Case Study

Differential Diagnosis: Is it Bacterial Infection or Something Else?

Michael R. Broyles, PharmD – Director of Pharmacy and Lab Services

Age, sex:

67-year-old female

Chief complaint:

Generalized non-specific complaints of pain, new onset mild mental confusion. Patient was a poor historian.

Other complaints:

Pain in neck, shoulder, upper back, lower back, foot, and other multiple diffuse arthralgias

Significant medical history:

Recurrent urinary tract infections, hypertension, migraines, depression, generalized anxiety, fibromyalgia, osteoporosis

Admission labs, diagnostics:

Urinalysis took four attempts secondary to sludge in catheter: urine cloudy, nitrate positive, white blood cells/hpf = 5, bacteria = +4. White blood count = 9.6 x103/µL, PCT = 0.05 μg/L, BP 142/82 mmHg.

Admitting diagnosis:

Urinary tract infection

Treatment, interventions:

Admitted to floor. Started on ceftriaxone.

Day 1 at 8 am:

BP dropped to 90/58 mmHg, lactate = 2.7 mmol/L,

PCT = 0.05 μg/L.

New diagnosis:


Treatment, interventions:

Sepsis protocol initiated with fluid resuscitation. Ceftriaxone discontinued. Piperacillin/tzobactam and tobramycin started.

Day 1 at 5 pm:

BP remained at 98/60 mmHg, lactate = 4.3 mmol/L,

PCT = 0.05 μg/L, vancomycin started

Day 1 at 6 pm:

After reviewing the patient’s chart and serial negative PCT results, the PharmD questioned the diagnosis of bacterial urosepsis. He noted that the patient list of complaints on admission included pain in her neck and chest area. The PharmD then ordered a troponin and electrocardiogram (EKG) to rule out a myocardial infarction.
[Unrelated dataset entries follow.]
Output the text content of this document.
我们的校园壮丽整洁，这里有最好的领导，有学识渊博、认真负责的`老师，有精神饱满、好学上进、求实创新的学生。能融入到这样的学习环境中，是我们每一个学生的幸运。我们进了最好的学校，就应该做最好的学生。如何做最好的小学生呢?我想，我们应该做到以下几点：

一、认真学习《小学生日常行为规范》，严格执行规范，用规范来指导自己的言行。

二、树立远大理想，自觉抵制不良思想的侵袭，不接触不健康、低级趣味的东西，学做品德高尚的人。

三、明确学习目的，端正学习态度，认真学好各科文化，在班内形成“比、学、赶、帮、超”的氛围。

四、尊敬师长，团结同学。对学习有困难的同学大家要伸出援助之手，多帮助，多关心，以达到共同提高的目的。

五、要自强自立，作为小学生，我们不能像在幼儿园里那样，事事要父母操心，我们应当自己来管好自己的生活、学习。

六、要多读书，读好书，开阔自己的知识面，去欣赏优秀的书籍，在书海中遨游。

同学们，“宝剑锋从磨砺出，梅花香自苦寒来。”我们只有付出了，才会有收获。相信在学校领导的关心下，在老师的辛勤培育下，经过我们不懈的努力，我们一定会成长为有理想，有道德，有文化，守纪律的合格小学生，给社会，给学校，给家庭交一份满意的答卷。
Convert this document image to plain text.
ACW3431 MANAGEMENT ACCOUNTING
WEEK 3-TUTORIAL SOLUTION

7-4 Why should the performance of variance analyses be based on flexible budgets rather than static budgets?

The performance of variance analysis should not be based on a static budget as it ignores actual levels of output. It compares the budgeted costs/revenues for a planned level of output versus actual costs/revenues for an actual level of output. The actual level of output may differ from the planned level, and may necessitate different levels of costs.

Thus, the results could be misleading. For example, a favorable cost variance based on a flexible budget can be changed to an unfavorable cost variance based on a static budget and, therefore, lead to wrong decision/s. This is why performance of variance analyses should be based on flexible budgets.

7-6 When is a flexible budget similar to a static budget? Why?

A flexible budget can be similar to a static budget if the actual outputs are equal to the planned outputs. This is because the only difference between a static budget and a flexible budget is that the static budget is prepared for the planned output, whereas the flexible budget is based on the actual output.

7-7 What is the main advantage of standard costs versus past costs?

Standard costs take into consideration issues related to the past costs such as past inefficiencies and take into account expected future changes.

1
Troponin = 1.51 ng/mL, EKG = ST segment elevation

New diagnosis:

ST segment Myocardial Infarction (STEMI)

Treatment, interventions:

Patient received two cardiac stents in the cardiac catheterization lab, antibiotics were discontinued. 

Key takeaways

Lactate is a marker of anaerobic metabolism and has a low sensitivity and specificity for bacterial infection. It should not guide antibiotic therapy. If lactate is elevated with a bacterial infection, the patient is likely septic or in septic shock. Lactate provides information about perfusion not bacterial infection. PCT provides information about bacterial infection, not perfusion.